Aussi, à l’initiative de l’association Avenir Santé Environnement, créée en 2018 à la suite de la déclaration du cancer de Pauline, les familles de Noé, Lana et de soixante-dix autres enfants (âgés de 3 à 17 ans) de six communes de la plaine d’Aunis (Périgny, Saint-Rogatien, Montroy, Clavette, Bourgneuf et Dompierre-sur-Mer) ont fait analyser des prélèvements de cheveux et d’urine par le laboratoire de toxicologie et de pharmacovigilance d’un CHU. Les résultats seront restitués samedi 12 octobre lors d’une réunion publique après une marche organisée à La Rochelle appelant à « une véritable transition agricole » et à « un plan de sortie des pesticides de synthèse ».

Pesticides interdits

Le Monde et Franceinfo ont eu accès aux résultats. Quatorze molécules différentes ont été retrouvées dans les urines et quarante-cinq dans les cheveux, et jusqu’à six (dans les urines) et dix (dans les cheveux) par enfant. Tous présentent des traces de pesticides. Certains sont particulièrement préoccupants. Ainsi du phtalimide, détecté dans les urines de plus de 15 % des enfants : cette molécule est le produit de la dégradation du folpel, un fongicide classé cancérogène, mutagène, et reprotoxique possible par l’Agence européenne des produits chimiques. Ainsi également de la pendiméthaline, présente dans 20 % des prélèvements capillaires. L’Autorité européenne de sécurité des aliments (EFSA) associe cet herbicide très utilisé pour les cultures céréalières à des risques de cancer (pancréas et colorectal).

Dans les cheveux et l’urine de Noé Gülbol, 14 ans, et de sa sœur Lana, 11 ans, ici, avec leurs parents, des traces de pesticides ont été retrouvées. A Périgny (Charente-Maritime), le 8 octobre 2024. MARLÈNE AWAAD POUR « LE MONDE »

M. Gülbol montre une analyse d’eau de la ville de Périgny, datant de 2023, attestant d’une « eau non conforme », à Périgny, le 8 octobre 2024.  MARLÈNE AWAAD POUR « LE MONDE »
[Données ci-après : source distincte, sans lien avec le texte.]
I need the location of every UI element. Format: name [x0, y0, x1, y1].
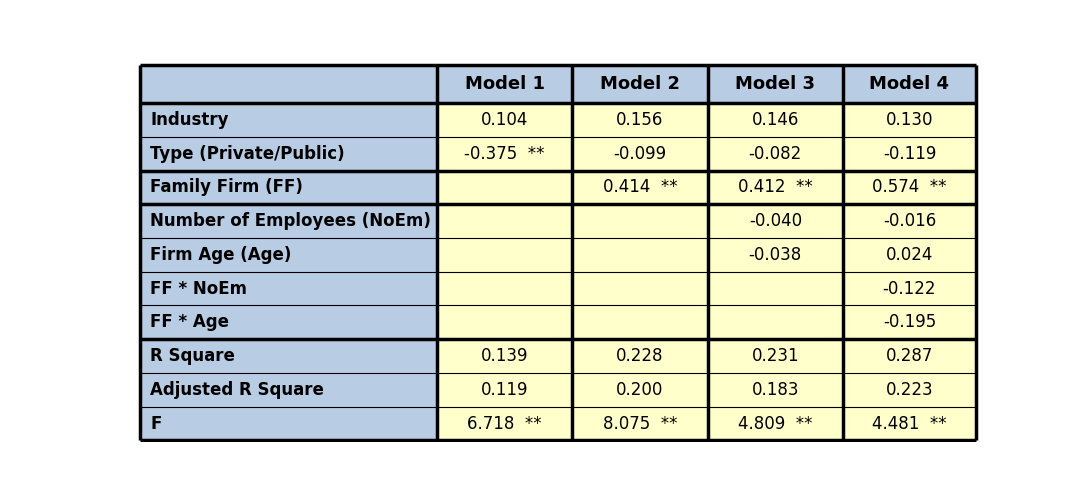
Text: 0.231: 0.231	[751, 347, 799, 365]
Text: -0.119: -0.119	[883, 145, 937, 163]
Bar	[843, 170, 976, 204]
Bar	[708, 306, 843, 339]
Bar	[843, 103, 976, 137]
Bar	[843, 306, 976, 339]
Text: Model 3: Model 3	[735, 75, 816, 93]
Text: 0.130: 0.130	[885, 111, 933, 129]
Bar	[843, 66, 976, 103]
Bar	[437, 137, 573, 170]
Bar	[573, 103, 708, 137]
Text: 0.119: 0.119	[481, 381, 528, 399]
Bar	[708, 66, 843, 103]
Text: Industry: Industry	[150, 111, 229, 129]
Bar	[708, 238, 843, 272]
Bar	[140, 373, 437, 407]
Text: 0.104: 0.104	[481, 111, 528, 129]
Text: 4.809  **: 4.809 **	[738, 414, 812, 432]
Bar	[843, 272, 976, 306]
Bar	[437, 407, 573, 440]
Bar	[140, 103, 437, 137]
Bar	[437, 170, 573, 204]
Bar	[437, 238, 573, 272]
Text: Model 1: Model 1	[465, 75, 544, 93]
Bar	[437, 373, 573, 407]
Bar	[708, 103, 843, 137]
Text: Firm Age (Age): Firm Age (Age)	[150, 246, 292, 264]
Text: -0.375  **: -0.375 **	[464, 145, 544, 163]
Bar	[573, 238, 708, 272]
Text: 0.139: 0.139	[481, 347, 528, 365]
Bar	[573, 170, 708, 204]
Bar	[573, 137, 708, 170]
Text: -0.038: -0.038	[749, 246, 802, 264]
Text: -0.122: -0.122	[883, 280, 937, 298]
Bar	[140, 407, 437, 440]
Text: Adjusted R Square: Adjusted R Square	[150, 381, 325, 399]
Bar	[708, 339, 843, 373]
Bar	[843, 407, 976, 440]
Bar	[708, 407, 843, 440]
Text: 0.183: 0.183	[751, 381, 799, 399]
Bar	[708, 373, 843, 407]
Bar	[573, 272, 708, 306]
Bar	[708, 204, 843, 238]
Bar	[843, 204, 976, 238]
Text: 0.200: 0.200	[616, 381, 663, 399]
Text: -0.016: -0.016	[883, 212, 937, 230]
Bar	[140, 272, 437, 306]
Text: 0.223: 0.223	[885, 381, 933, 399]
Bar	[573, 66, 708, 103]
Bar	[843, 339, 976, 373]
Bar	[140, 204, 437, 238]
Bar	[708, 170, 843, 204]
Bar	[573, 204, 708, 238]
Text: Family Firm (FF): Family Firm (FF)	[150, 178, 304, 196]
Text: -0.099: -0.099	[613, 145, 666, 163]
Text: 0.228: 0.228	[616, 347, 663, 365]
Bar	[843, 238, 976, 272]
Bar	[843, 137, 976, 170]
Bar	[708, 272, 843, 306]
Text: Model 4: Model 4	[869, 75, 950, 93]
Bar	[437, 339, 573, 373]
Text: 8.075  **: 8.075 **	[602, 414, 677, 432]
Bar	[708, 137, 843, 170]
Text: FF * NoEm: FF * NoEm	[150, 280, 247, 298]
Text: 0.146: 0.146	[751, 111, 799, 129]
Text: 0.412  **: 0.412 **	[738, 178, 812, 196]
Bar	[573, 407, 708, 440]
Text: 0.414  **: 0.414 **	[602, 178, 677, 196]
Bar	[573, 306, 708, 339]
Text: Number of Employees (NoEm): Number of Employees (NoEm)	[150, 212, 431, 230]
Text: FF * Age: FF * Age	[150, 314, 230, 331]
Text: 6.718  **: 6.718 **	[467, 414, 542, 432]
Bar	[437, 272, 573, 306]
Bar	[437, 306, 573, 339]
Bar	[573, 373, 708, 407]
Text: -0.040: -0.040	[749, 212, 802, 230]
Bar	[140, 170, 437, 204]
Text: Model 2: Model 2	[600, 75, 680, 93]
Text: 0.574  **: 0.574 **	[872, 178, 946, 196]
Text: -0.082: -0.082	[749, 145, 802, 163]
Bar	[843, 373, 976, 407]
Bar	[140, 306, 437, 339]
Bar	[437, 103, 573, 137]
Bar	[140, 137, 437, 170]
Bar	[437, 66, 573, 103]
Bar	[140, 238, 437, 272]
Bar	[437, 204, 573, 238]
Text: Type (Private/Public): Type (Private/Public)	[150, 145, 345, 163]
Text: R Square: R Square	[150, 347, 235, 365]
Text: 0.287: 0.287	[885, 347, 933, 365]
Text: F: F	[150, 414, 162, 432]
Bar	[140, 66, 437, 103]
Text: 0.156: 0.156	[616, 111, 663, 129]
Bar	[140, 339, 437, 373]
Text: 4.481  **: 4.481 **	[872, 414, 946, 432]
Text: 0.024: 0.024	[885, 246, 933, 264]
Bar	[573, 339, 708, 373]
Text: -0.195: -0.195	[883, 314, 937, 331]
Parmi ces substances figurent aussi des pesticides interdits. Certains sont vraisemblablement liés à un usage domestique comme le fipronil, insecticide interdit en agriculture depuis 2013 mais autorisé en usage vétérinaire comme antiparasitaire (puces, tiques…). D’autres, en revanche, semblent en lien direct avec des pratiques agricoles passées ou actuelles. Ainsi de l’atrazine, herbicide interdit depuis 2004 en raison de son potentiel perturbateur endocrinien et neurotoxique ou du dieldrin, un insecticide interdit depuis les années 1970 en raison de son potentiel cancérogène mais très persistant dans l’environnement.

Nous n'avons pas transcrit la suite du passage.